Back in 1989, while our new house was being built, our contractor wondered if he should install an alarm-system.
I refused.
“Best alarm-system I ever had,” I said; “has four legs and barks. When we lived in Rochester we were the only house on our block not broken into, and one night our dog scared a would-be intruder off our front porch.”
That was our first dog; now I’m on dog number-six.
I thought this most recent dog was less an alarm-system until she barked at my cleaning-lady, who has a key to my house.
I send my dog outside to greet the Jehovah’s Witnesses.
She puts the fear-of-the-Lord into ‘em.
She also had a few words to say to the guy from the West Bloomfield Volunteer Fire Department, who came soliciting a donation.
(I donated; I always have.)
My brother in northern Delaware has an alarm-system.
It goes “be-be-beep” every time a door is opened.
Okay, it’s working, but heaven-forbid if their cat sneaks out.
My uncle who died a few years ago had an alarm-system.
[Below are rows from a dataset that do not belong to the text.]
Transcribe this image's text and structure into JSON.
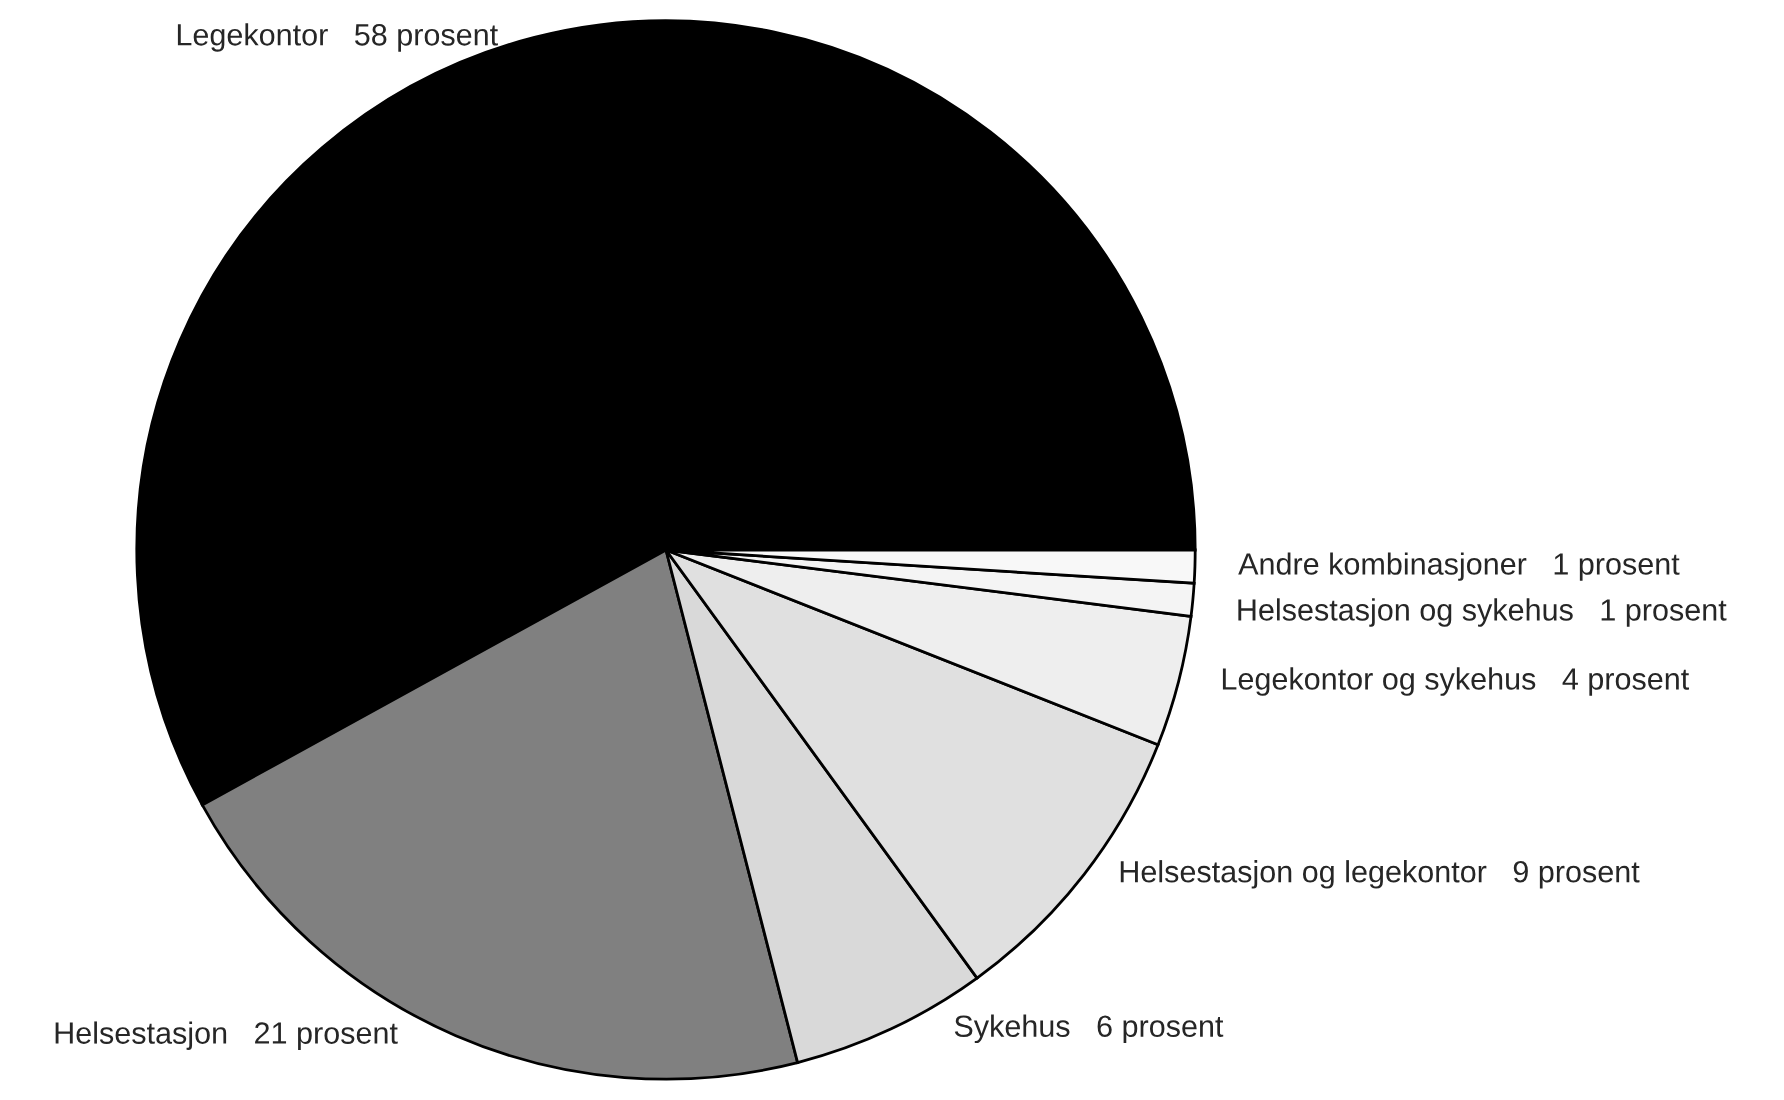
{
  "chart_data": {
    "type": "pie",
    "categories": [
      "Legekontor",
      "Helsestasjon",
      "Sykehus",
      "Helsestasjon og legekontor",
      "Legekontor og sykehus",
      "Helsestasjon og sykehus",
      "Andre kombinasjoner"
    ],
    "values": [
      58,
      21,
      6,
      9,
      4,
      1,
      1
    ],
    "value_labels": [
      "58 prosent",
      "21 prosent",
      "6 prosent",
      "9 prosent",
      "4 prosent",
      "1 prosent",
      "1 prosent"
    ],
    "colors": [
      "#000000",
      "#808080",
      "#d9d9d9",
      "#e0e0e0",
      "#eeeeee",
      "#f4f4f4",
      "#f8f8f8"
    ]
  }
}
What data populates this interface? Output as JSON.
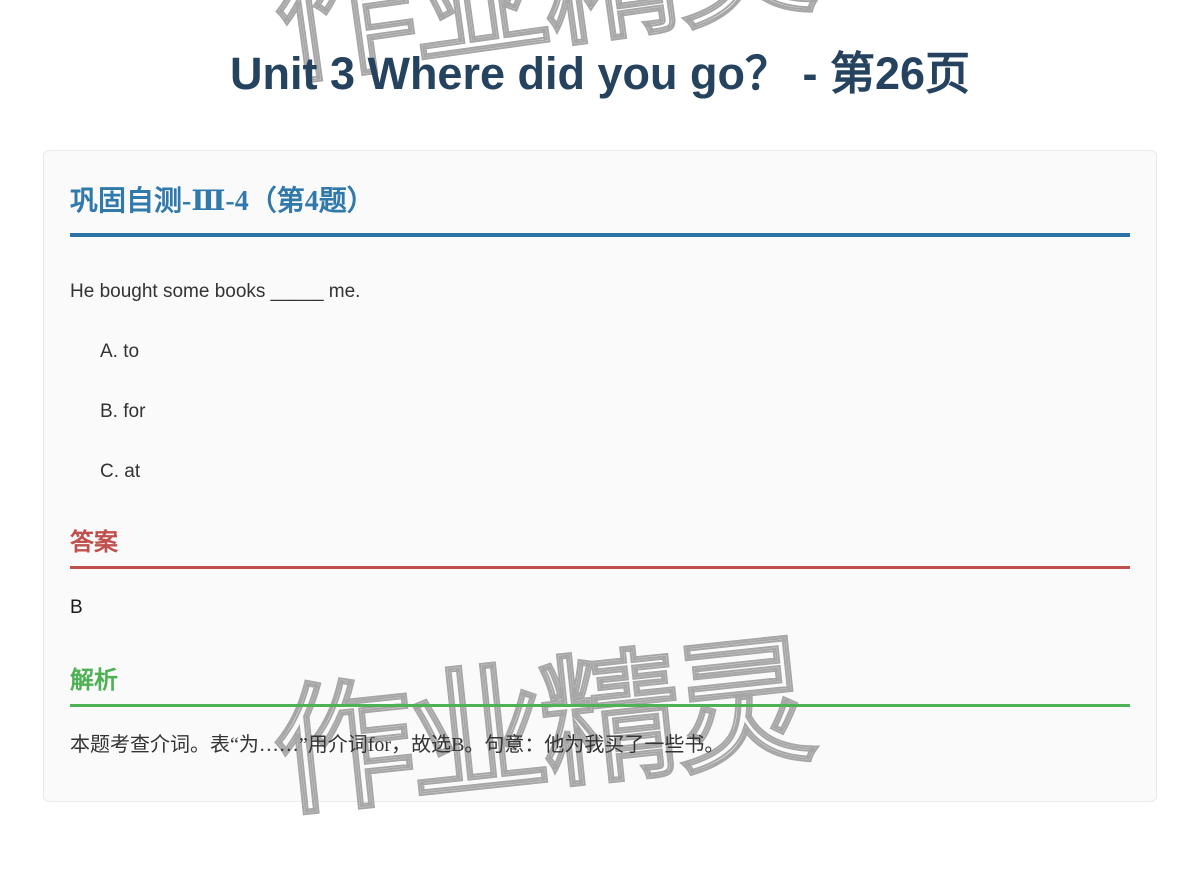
{
  "page": {
    "title": "Unit 3 Where did you go？ - 第26页",
    "watermark": "作业精灵"
  },
  "card": {
    "section_title": "巩固自测-Ⅲ-4（第4题）",
    "question": {
      "stem": "He bought some books _____ me.",
      "options": [
        {
          "label": "A. to"
        },
        {
          "label": "B. for"
        },
        {
          "label": "C. at"
        }
      ]
    },
    "answer": {
      "heading": "答案",
      "value": "B"
    },
    "analysis": {
      "heading": "解析",
      "text": "本题考查介词。表“为……”用介词for，故选B。句意：他为我买了一些书。"
    }
  },
  "colors": {
    "title_navy": "#25425f",
    "section_blue": "#3279ab",
    "divider_blue": "#2d74a6",
    "answer_red": "#c0504d",
    "analysis_green": "#4eb154",
    "card_background": "#fafafa",
    "card_border": "#e9e9e9",
    "watermark_gray": "#a6a6a6"
  }
}
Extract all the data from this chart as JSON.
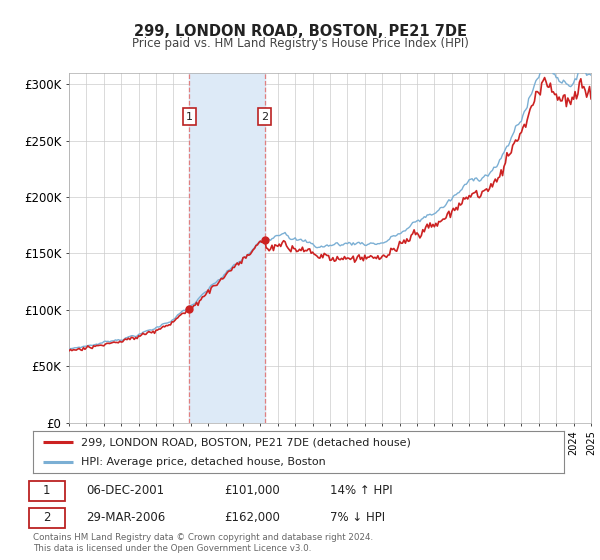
{
  "title": "299, LONDON ROAD, BOSTON, PE21 7DE",
  "subtitle": "Price paid vs. HM Land Registry's House Price Index (HPI)",
  "ylim": [
    0,
    310000
  ],
  "yticks": [
    0,
    50000,
    100000,
    150000,
    200000,
    250000,
    300000
  ],
  "ytick_labels": [
    "£0",
    "£50K",
    "£100K",
    "£150K",
    "£200K",
    "£250K",
    "£300K"
  ],
  "x_start_year": 1995,
  "x_end_year": 2025,
  "sale1_date": 2001.92,
  "sale1_value": 101000,
  "sale2_date": 2006.245,
  "sale2_value": 162000,
  "hpi_color": "#7bafd4",
  "property_color": "#cc2222",
  "shaded_color": "#ddeaf7",
  "dashed_line_color": "#e08080",
  "legend_label_property": "299, LONDON ROAD, BOSTON, PE21 7DE (detached house)",
  "legend_label_hpi": "HPI: Average price, detached house, Boston",
  "table_row1": [
    "1",
    "06-DEC-2001",
    "£101,000",
    "14% ↑ HPI"
  ],
  "table_row2": [
    "2",
    "29-MAR-2006",
    "£162,000",
    "7% ↓ HPI"
  ],
  "footer": "Contains HM Land Registry data © Crown copyright and database right 2024.\nThis data is licensed under the Open Government Licence v3.0.",
  "background_color": "#ffffff",
  "grid_color": "#cccccc"
}
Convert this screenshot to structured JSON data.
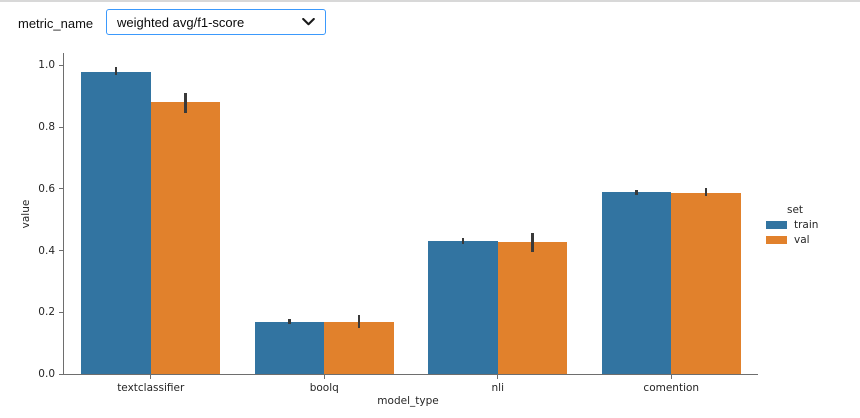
{
  "header": {
    "label": "metric_name",
    "select_value": "weighted avg/f1-score"
  },
  "colors": {
    "accent_blue": "#3b99fc",
    "bar_train": "#3274a1",
    "bar_val": "#e1812c",
    "error_bar": "#3a3a3a",
    "spine": "#6e6e6e",
    "tick_text": "#262626",
    "top_divider": "#d8d8d8"
  },
  "chart_data": {
    "type": "bar",
    "title": "",
    "xlabel": "model_type",
    "ylabel": "value",
    "categories": [
      "textclassifier",
      "boolq",
      "nli",
      "comention"
    ],
    "series": [
      {
        "name": "train",
        "color": "#3274a1",
        "values": [
          0.98,
          0.17,
          0.43,
          0.59
        ],
        "ci_low": [
          0.968,
          0.162,
          0.42,
          0.581
        ],
        "ci_high": [
          0.995,
          0.178,
          0.441,
          0.595
        ]
      },
      {
        "name": "val",
        "color": "#e1812c",
        "values": [
          0.88,
          0.17,
          0.428,
          0.588
        ],
        "ci_low": [
          0.845,
          0.148,
          0.396,
          0.576
        ],
        "ci_high": [
          0.912,
          0.19,
          0.458,
          0.601
        ]
      }
    ],
    "yticks": [
      0.0,
      0.2,
      0.4,
      0.6,
      0.8,
      1.0
    ],
    "ylim": [
      0,
      1.04
    ],
    "grid": false,
    "legend": {
      "title": "set",
      "position": "right",
      "entries": [
        "train",
        "val"
      ]
    }
  }
}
“Don’t go downstairs until I disarm that alarm-system. It thinks you’re a burglar and calls the police.”
Never any false alarms with my four-legged alarm-system, and I can depend on her.
She’s scared away trick-or-treaters.
• My current dog is “Scarlett” (two “Ts,” as in Scarlett O’Hara), a rescue Irish-Setter. She’s seven, and is our sixth Irish-Setter, a high-energy dog. (A “rescue Irish Setter” is an Irish Setter rescued from a bad home; e.g. abusive or a puppy-mill. [Scarlett was from a failed backyard breeder.] By getting a rescue-dog, we avoid puppydom, but the dog is often messed up. —Scarlett isn't bad. She’s our fourth rescue.)
• I live in the small rural town of West Bloomfield, southeast of Rochester.